To represent the process of character recognition visually, the script announces its progress continuously and also displays the resulting text before saving it into a text file and moving on to the next document.
The scenes in Venezuela from Testimony X-2 (2018) recount a 1960s narrative of geopolitical violence, while the camera work, preserved in the editing without corrections, discloses a constantly shifting sensuous environment of textures and lives. The work is in attunement to what is nascent, and hopeful as unfoldings that emancipate the story of death and disappearance. As we hear the voice of a man recount Venezuelan and USA governmental implications of state violence from recently declassified documents, the images attune in a haptic description to lively processes that provide a counterpoint and subvert narratives of victimization. The moving image intends to bring attention to something that has remained dynamic and vibrant that seems to evoke a poetic of testimonies from human and nonhuman witnesses on a made-to-disappear history.

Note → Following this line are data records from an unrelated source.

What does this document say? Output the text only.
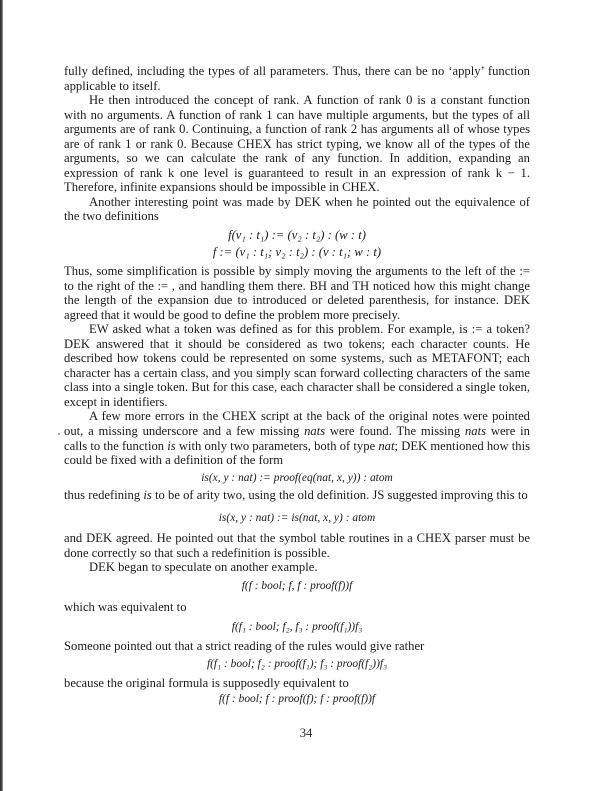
fully defined, including the types of all parameters. Thus, there can be no ‘apply’ function applicable to itself.

He then introduced the concept of rank. A function of rank 0 is a constant function with no arguments. A function of rank 1 can have multiple arguments, but the types of all arguments are of rank 0. Continuing, a function of rank 2 has arguments all of whose types are of rank 1 or rank 0. Because CHEX has strict typing, we know all of the types of the arguments, so we can calculate the rank of any function. In addition, expanding an expression of rank k one level is guaranteed to result in an expression of rank k − 1. Therefore, infinite expansions should be impossible in CHEX.

Another interesting point was made by DEK when he pointed out the equivalence of the two definitions

f(v₁ : t₁) := (v₂ : t₂) : (w : t)

f := (v₁ : t₁; v₂ : t₂) : (v : t₁; w : t)

Thus, some simplification is possible by simply moving the arguments to the left of the := to the right of the := , and handling them there. BH and TH noticed how this might change the length of the expansion due to introduced or deleted parenthesis, for instance. DEK agreed that it would be good to define the problem more precisely.

EW asked what a token was defined as for this problem. For example, is := a token? DEK answered that it should be considered as two tokens; each character counts. He described how tokens could be represented on some systems, such as METAFONT; each character has a certain class, and you simply scan forward collecting characters of the same class into a single token. But for this case, each character shall be considered a single token, except in identifiers.

A few more errors in the CHEX script at the back of the original notes were pointed out, a missing underscore and a few missing nats were found. The missing nats were in calls to the function is with only two parameters, both of type nat; DEK mentioned how this could be fixed with a definition of the form

is(x, y : nat) := proof(eq(nat, x, y)) : atom

thus redefining is to be of arity two, using the old definition. JS suggested improving this to

is(x, y : nat) := is(nat, x, y) : atom

and DEK agreed. He pointed out that the symbol table routines in a CHEX parser must be done correctly so that such a redefinition is possible.

DEK began to speculate on another example.

f(f : bool; f, f : proof(f))f

which was equivalent to

f(f₁ : bool; f₂, f₃ : proof(f₁))f₃

Someone pointed out that a strict reading of the rules would give rather

f(f₁ : bool; f₂ : proof(f₁); f₃ : proof(f₂))f₃

because the original formula is supposedly equivalent to

f(f : bool; f : proof(f); f : proof(f))f

34
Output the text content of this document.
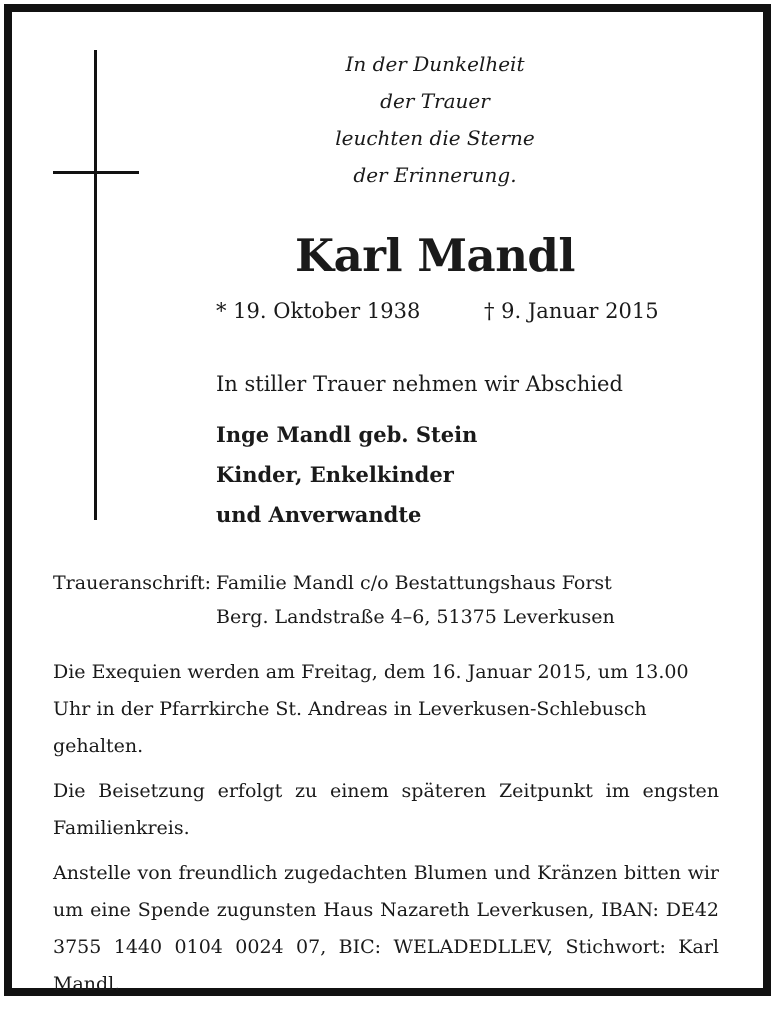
In der Dunkelheit
der Trauer
leuchten die Sterne
der Erinnerung.
Karl Mandl
* 19. Oktober 1938	† 9. Januar 2015
In stiller Trauer nehmen wir Abschied
Inge Mandl geb. Stein
Kinder, Enkelkinder
und Anverwandte
Traueranschrift: Familie Mandl c/o Bestattungshaus Forst
Berg. Landstraße 4–6, 51375 Leverkusen

Die Exequien werden am Freitag, dem 16. Januar 2015, um 13.00 Uhr in der Pfarrkirche St. Andreas in Leverkusen-Schlebusch gehalten.

Die Beisetzung erfolgt zu einem späteren Zeitpunkt im engsten Familienkreis.

Anstelle von freundlich zugedachten Blumen und Kränzen bitten wir um eine Spende zugunsten Haus Nazareth Leverkusen, IBAN: DE42 3755 1440 0104 0024 07, BIC: WELADEDLLEV, Stichwort: Karl Mandl.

The recording captures images where different things meet suggesting that “new forms of life” (Thrift 2007) could build together further meaning: a sinuous path with rocks and tall grass, the background mountains, a chicken passing through a between a courtyard and a door, the moving waves of the river, a shovel between the ground and the water. The sense of moving through the maze of the investigation is mediated by the relations between me, the camera, the environments, and the human and nonhuman witnesses.
Experiment objectives
Because the organization of critical information has been a difficult task, I wanted to explore how a nonhuman witness, in this case a computer algorithm, might interpret and reclassify the information. Therefore, in order to better explore the content of declassified documents obtained at the Washington DC archives, the photographs taken of them first needed to be machine readable. The primary objective of this process was to turn the text of the documents into a searchable format, essentially making the document more accessible when it comes to fact-finding. The secondary objective however was to be able to manipulate the text: to extract pieces of it, to synthesize new text from it, or to creatively manipulate the content of the documents in other ways.